Table_1_Mesenchymal Stem Cells Shift Mitochondrial Dynamics and Enhance Oxidative Phosphorylation in Recipient Cells.DOCX

Mesenchymal stem cells (MSCs) are the most commonly used cells in tissue engineering and regenerative medicine. MSCs can promote host tissue repair through several different mechanisms including donor cell engraftment, release of cell signaling factors, and the transfer of healthy organelles to the host. In the present study, we examine the specific impacts of MSCs on mitochondrial morphology and function in host tissues. Employing in vitro cell culture of inherited mitochondrial disease and an in vivo animal experimental model of low-grade inflammation (high fat feeding), we show human-derived MSCs to alter mitochondrial function. MSC co-culture with skin fibroblasts from mitochondrial disease patients rescued aberrant mitochondrial morphology from a fission state to a more fused appearance indicating an effect of MSC co-culture on host cell mitochondrial network formation. In vivo experiments confirmed mitochondrial abundance and mitochondrial oxygen consumption rates were elevated in host tissues following MSC treatment. Furthermore, microarray profiling identified 226 genes with differential expression in the liver of animals treated with MSC, with cellular signaling, and actin cytoskeleton regulation as key upregulated processes. Collectively, our data indicate that MSC therapy rescues impaired mitochondrial morphology, enhances host metabolic capacity, and induces widespread host gene shifting.

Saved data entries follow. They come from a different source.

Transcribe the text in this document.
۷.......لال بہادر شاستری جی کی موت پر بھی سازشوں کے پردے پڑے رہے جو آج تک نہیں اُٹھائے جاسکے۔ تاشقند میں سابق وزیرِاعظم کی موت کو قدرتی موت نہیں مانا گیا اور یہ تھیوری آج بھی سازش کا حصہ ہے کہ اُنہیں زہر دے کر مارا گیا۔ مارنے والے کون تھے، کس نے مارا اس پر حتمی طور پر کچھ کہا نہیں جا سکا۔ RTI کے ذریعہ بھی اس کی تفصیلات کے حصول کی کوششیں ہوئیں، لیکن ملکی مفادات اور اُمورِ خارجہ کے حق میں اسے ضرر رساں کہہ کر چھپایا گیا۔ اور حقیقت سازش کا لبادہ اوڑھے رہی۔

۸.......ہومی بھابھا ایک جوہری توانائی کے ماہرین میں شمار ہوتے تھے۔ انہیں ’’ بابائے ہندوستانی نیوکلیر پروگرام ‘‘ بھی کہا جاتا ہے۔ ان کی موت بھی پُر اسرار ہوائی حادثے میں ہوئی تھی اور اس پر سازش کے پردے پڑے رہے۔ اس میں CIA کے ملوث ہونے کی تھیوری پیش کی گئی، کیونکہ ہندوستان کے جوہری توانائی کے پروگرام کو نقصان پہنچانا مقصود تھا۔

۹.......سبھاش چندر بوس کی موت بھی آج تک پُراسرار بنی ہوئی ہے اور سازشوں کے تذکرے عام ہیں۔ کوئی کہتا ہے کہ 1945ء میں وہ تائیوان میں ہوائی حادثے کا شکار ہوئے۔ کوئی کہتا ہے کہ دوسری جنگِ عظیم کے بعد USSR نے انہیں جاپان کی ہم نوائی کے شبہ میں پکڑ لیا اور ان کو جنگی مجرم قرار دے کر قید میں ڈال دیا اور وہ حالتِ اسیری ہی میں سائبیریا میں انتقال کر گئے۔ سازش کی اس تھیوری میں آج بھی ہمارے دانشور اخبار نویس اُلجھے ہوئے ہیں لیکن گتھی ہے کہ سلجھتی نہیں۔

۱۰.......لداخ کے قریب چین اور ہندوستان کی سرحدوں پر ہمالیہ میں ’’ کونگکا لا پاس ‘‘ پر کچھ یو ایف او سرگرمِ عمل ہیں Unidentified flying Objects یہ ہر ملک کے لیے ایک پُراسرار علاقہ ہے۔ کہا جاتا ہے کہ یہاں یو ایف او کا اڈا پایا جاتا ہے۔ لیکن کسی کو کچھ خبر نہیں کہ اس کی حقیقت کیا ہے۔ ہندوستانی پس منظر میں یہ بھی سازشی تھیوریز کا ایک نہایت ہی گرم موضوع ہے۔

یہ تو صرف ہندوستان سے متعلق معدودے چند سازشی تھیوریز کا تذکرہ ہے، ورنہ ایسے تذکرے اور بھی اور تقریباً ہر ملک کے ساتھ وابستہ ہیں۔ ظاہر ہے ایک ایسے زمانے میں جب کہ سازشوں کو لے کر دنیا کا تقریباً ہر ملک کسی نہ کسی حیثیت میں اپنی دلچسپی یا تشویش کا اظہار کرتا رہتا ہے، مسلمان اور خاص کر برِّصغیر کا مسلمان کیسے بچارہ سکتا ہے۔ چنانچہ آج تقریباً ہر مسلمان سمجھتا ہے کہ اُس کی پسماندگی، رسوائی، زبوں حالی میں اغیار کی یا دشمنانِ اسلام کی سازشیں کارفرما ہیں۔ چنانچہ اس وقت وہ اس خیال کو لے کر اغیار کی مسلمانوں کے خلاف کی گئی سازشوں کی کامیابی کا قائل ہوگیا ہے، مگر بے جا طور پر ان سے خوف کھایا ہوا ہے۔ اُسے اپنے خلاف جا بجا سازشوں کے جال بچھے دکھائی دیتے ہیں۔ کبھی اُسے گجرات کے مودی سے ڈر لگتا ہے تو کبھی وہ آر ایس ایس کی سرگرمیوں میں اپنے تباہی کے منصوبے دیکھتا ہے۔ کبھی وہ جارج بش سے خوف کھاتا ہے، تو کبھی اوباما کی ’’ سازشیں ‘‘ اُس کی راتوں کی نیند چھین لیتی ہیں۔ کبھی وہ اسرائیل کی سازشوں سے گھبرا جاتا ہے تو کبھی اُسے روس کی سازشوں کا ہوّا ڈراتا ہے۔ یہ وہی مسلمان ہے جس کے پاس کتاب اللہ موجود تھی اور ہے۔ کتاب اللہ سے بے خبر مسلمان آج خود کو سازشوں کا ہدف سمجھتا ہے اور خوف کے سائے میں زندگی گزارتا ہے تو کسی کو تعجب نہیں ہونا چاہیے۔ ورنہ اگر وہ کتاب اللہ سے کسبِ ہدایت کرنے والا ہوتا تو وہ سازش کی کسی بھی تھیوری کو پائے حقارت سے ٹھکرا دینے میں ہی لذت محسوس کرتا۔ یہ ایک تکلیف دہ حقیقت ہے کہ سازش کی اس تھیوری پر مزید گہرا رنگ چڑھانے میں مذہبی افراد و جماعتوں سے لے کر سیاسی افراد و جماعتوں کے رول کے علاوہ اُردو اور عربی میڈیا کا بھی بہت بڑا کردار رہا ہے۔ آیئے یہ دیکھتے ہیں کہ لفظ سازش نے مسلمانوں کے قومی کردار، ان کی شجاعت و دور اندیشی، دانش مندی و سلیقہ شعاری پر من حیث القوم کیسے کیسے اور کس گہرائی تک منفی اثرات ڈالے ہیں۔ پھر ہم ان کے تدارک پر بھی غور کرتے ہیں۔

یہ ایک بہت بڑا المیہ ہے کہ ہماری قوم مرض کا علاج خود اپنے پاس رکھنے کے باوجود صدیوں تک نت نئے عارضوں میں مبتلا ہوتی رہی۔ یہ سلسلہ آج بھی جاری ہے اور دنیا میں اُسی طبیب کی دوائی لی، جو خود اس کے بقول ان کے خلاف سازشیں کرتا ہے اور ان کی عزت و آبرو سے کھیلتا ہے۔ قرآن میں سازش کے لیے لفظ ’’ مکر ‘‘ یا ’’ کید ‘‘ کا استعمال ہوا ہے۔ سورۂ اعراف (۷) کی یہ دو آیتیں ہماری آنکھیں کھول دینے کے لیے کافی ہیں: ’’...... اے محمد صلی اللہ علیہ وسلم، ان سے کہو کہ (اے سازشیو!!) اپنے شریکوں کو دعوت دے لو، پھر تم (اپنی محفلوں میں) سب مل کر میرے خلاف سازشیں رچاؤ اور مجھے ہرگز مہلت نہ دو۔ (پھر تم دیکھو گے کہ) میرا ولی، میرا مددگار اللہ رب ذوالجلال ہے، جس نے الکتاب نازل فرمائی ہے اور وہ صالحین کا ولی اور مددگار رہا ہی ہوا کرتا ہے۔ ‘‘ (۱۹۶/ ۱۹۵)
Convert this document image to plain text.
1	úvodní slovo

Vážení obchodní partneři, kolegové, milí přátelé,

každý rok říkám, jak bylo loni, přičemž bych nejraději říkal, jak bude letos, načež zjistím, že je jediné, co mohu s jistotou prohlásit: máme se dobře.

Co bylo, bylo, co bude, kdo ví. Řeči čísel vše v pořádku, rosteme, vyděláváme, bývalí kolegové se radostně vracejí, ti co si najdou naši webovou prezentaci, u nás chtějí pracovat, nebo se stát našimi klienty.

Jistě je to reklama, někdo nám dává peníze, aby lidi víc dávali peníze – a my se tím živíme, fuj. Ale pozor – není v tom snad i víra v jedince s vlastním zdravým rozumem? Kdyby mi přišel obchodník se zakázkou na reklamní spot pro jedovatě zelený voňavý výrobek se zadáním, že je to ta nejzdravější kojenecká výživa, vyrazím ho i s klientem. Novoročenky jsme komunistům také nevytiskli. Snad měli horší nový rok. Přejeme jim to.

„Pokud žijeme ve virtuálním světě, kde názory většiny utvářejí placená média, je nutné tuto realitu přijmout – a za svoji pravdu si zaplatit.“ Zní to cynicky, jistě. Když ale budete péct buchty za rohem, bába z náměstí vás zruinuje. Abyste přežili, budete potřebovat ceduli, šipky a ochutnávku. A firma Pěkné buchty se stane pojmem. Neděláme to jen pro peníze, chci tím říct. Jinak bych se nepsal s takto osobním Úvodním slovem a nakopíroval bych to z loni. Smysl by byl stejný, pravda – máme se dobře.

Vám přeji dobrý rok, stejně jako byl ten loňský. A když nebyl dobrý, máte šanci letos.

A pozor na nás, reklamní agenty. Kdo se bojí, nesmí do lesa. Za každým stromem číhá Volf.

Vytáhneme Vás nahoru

These results highlight the potential of MSCs to modulate mitochondria in both inherited and pathological disease states.

间充质干细胞（MSCs）是组织工程和再生医学中最常用的细胞。MSCs能够通过多种机制促进宿主组织修复，包括供体细胞定植、细胞信号因子的释放以及健康细胞器的转移至宿主。在本研究中，我们探讨了MSCs对宿主组织中线粒体形态和功能的特异性影响。通过采用遗传性线粒体疾病体外细胞培养和低级炎症（高脂肪饮食）的体内动物实验模型，我们发现人源MSCs能够改变线粒体功能。与线粒体疾病患者皮肤成纤维细胞的共培养，MSCs能够将异常线粒体形态从分裂状态挽救为更为融合的形态，这表明MSCs共培养对宿主细胞线粒体网络形成具有影响。体内实验证实，MSCs治疗后宿主组织中的线粒体数量和线粒体氧气消耗速率均有所升高。此外，基因芯片分析鉴定出226个在MSCs治疗的动物肝脏中差异表达的基因，其中细胞信号传导和肌动蛋白细胞骨架调控作为关键的上调过程。综上所述，我们的数据表明MSCs疗法能够挽救受损的线粒体形态，增强宿主代谢能力，并诱导宿主基因的广泛转移。这些结果突出了MSCs在遗传性和病理性疾病状态下调节线粒体的潜力。